Just a few years ago, AI seemed like little more than a cute toy: a chatbot that simulated intelligence by constructing complete sentences in response to user prompts, but was ultimately not much more sophisticated than an advanced search engine. However, it has now proven to be an incredible tool capable of accomplishing tasks I never thought would be possible in my life.
For example, I have used AI to locate online data sets, manipulate them, perform statistical tests, and generate polished tables and graphs, accompanied by thoughtful comments about what the results mean, how they relate to academic literature, and the strengths and weaknesses of the analysis. In less than half an hour, AI can do work that would take a research assistant several days.
At times, current AI models seem almost capable of mind reading. Unlike what happens in programming or writing code, it is not necessary to specify with great precision what you are looking for, leaving no room for misinterpretation. The model will “intuit” what you are looking for and fill in the missing details (although it is best to always check them, as law firms that have submitted AI-generated briefs with fictitious quotes can attest). Or, failing that, the interface will guide you until you have clarified your query.
It’s comforting to think that AI could be a tool that helps us all be more productive and better at what we do. Without a doubt, it has made me more efficient in research. Reduces costs for entrepreneurs by providing low-priced marketing and consulting services. Allows junior customer service agents to leverage the skills and experience of more senior staff. And it allows temporary workers or artisans to provide more sophisticated and technically demanding services.

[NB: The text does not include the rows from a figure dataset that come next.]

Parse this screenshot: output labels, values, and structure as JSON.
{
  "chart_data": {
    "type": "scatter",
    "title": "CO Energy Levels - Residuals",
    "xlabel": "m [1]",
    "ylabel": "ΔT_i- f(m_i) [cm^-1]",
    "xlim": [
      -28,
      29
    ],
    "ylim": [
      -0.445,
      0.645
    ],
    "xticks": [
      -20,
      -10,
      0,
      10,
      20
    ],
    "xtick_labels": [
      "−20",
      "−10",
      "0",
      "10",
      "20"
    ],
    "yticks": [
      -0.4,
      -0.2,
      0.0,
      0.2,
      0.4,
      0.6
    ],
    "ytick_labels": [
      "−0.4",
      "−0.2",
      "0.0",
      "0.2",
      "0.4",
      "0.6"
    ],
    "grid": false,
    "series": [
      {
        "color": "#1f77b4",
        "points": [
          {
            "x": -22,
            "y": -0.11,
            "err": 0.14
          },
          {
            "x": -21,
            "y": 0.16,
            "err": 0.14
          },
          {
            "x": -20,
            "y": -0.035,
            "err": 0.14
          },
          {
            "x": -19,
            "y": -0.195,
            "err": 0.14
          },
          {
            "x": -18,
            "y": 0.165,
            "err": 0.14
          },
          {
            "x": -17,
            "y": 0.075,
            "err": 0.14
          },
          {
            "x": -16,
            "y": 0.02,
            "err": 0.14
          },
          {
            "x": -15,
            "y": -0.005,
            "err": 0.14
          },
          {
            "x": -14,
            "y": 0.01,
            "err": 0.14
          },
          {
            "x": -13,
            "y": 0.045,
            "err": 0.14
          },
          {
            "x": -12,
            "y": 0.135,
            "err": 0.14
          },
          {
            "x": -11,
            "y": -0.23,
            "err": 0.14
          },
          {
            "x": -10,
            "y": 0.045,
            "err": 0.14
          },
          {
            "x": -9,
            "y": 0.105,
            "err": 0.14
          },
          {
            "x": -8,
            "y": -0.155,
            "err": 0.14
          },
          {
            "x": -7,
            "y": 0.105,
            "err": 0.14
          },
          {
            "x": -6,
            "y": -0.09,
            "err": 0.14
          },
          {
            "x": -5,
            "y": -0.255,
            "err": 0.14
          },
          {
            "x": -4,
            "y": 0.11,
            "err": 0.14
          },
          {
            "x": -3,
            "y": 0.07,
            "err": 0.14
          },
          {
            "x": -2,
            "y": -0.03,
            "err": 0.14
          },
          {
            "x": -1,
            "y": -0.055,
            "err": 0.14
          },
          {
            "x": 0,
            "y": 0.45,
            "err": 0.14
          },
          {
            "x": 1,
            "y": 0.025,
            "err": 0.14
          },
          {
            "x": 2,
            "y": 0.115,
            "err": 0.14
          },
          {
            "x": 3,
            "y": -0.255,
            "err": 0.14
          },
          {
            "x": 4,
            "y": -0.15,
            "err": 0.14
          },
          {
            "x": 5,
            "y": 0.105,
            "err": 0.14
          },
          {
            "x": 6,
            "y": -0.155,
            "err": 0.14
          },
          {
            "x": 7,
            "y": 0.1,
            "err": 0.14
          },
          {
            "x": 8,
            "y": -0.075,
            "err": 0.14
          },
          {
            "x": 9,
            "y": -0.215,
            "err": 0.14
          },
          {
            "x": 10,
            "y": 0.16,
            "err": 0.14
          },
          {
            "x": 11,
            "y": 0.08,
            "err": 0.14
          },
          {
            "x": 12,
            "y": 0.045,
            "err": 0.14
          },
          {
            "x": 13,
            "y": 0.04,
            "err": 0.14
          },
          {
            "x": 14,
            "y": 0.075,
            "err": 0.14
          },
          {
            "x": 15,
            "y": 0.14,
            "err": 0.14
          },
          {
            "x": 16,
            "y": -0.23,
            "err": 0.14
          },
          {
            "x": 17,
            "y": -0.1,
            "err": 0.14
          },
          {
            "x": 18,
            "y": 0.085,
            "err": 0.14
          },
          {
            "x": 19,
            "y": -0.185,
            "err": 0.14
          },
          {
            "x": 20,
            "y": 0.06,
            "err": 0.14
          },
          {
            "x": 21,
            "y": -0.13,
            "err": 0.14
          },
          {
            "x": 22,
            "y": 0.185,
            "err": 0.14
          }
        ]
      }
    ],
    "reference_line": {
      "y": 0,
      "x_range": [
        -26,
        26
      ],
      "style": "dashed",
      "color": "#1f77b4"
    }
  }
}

Unlike many previous technologies, AI is uniquely positioned to help those with the least skills and least education: the workers at the bottom of the economy. By endowing each of us with greater capabilities, it offers advantages that are potentially more significant for those who started with greater initial disadvantages. That means it could work very differently from, say, automation, whose main goal is to replace workers on the assembly line or in sales or administrative tasks.
The concern, of course, is that AI will also do much more than that, with uncertain consequences. For now, I consider choosing and formulating research questions to be my prerogative and the main source of my competitive advantage. But at some point, I imagine being tempted to ask the AI to generate the questions itself. In fact, the AI tools I use are already encouraging me to do so. At the end of an exercise of the type I have outlined above, they kindly suggest new avenues of fruitful analysis that I might pursue.
AI replaces thinking in other, more subtle ways. It’s already shaping the way I think about existing research. It doesn’t just summarize what’s available; It also tells me how adjacent research relates to my work and how I should approach it. It makes connections between different parts of the literature that hadn’t occurred to me.
Therein lies the greatest danger. The public debate about the impact of AI on society largely focuses on the potential displacement of workers and job losses. But an even greater risk is the displacement of human thought. When we let AI do the work of thinking for us, we cross an important threshold. Our collective ability to think degrades, as does our incentive to learn to think. And since the line between applying thinking to a problem and thinking itself is already blurred, it is easily crossed.
In an interesting recent paper, Daron Acemoglu, Dingwen Kong, and Asuman Ozdaglar of MIT formalize an intuition about how such cognitive downloading can produce catastrophic results. They wonder what happens when AI models become very good at providing the kind of context-specific knowledge that can help people perform whatever particular task they are engaged in. Those results would allow people to achieve better results, even with less learning.
But there is a problem here, because knowledge has an important externality. By thinking about how to solve my problem, I also contribute to the general body of knowledge about how others can solve theirs. When I invest less in my own learning, the overall body of knowledge suffers. In the extreme and dystopian case, general knowledge disappears completely.
Admittedly, for now this is only a theoretical possibility and, depending on what is assumed about the strength of the opposing effects, better results are also possible. But the danger is real. When we allow AI to learn and think for us, we degrade our own human capabilities and risk destroying the knowledge base that underpins AI itself.
Addressing these issues will require the development of social and professional norms around the appropriate use of AI. For example, researchers may need to include detailed information about how they have used AI—a process that AI tools themselves could automate—and publishing and promotion decisions may be heavily weighted toward products of the human mind. Organizations like the Partnership on AI can help develop and disseminate general principles. We will also need new forms of government regulation, as virtually every new technology has required.
A necessary condition for such solutions is a new way of thinking about AI. Above all, public discourse needs a different approach. The question we should be debating is not what AI will do to us, but what we want it to do for us.
Dani Rodrik, professor of International Political Economy at the Harvard Kennedy School, is former president of the International Economic Association and author of Shared Prosperity in a Fractured World: A New Economics for the Middle Class, the Global Poor, and Our Climate (Princeton University Press, 2025).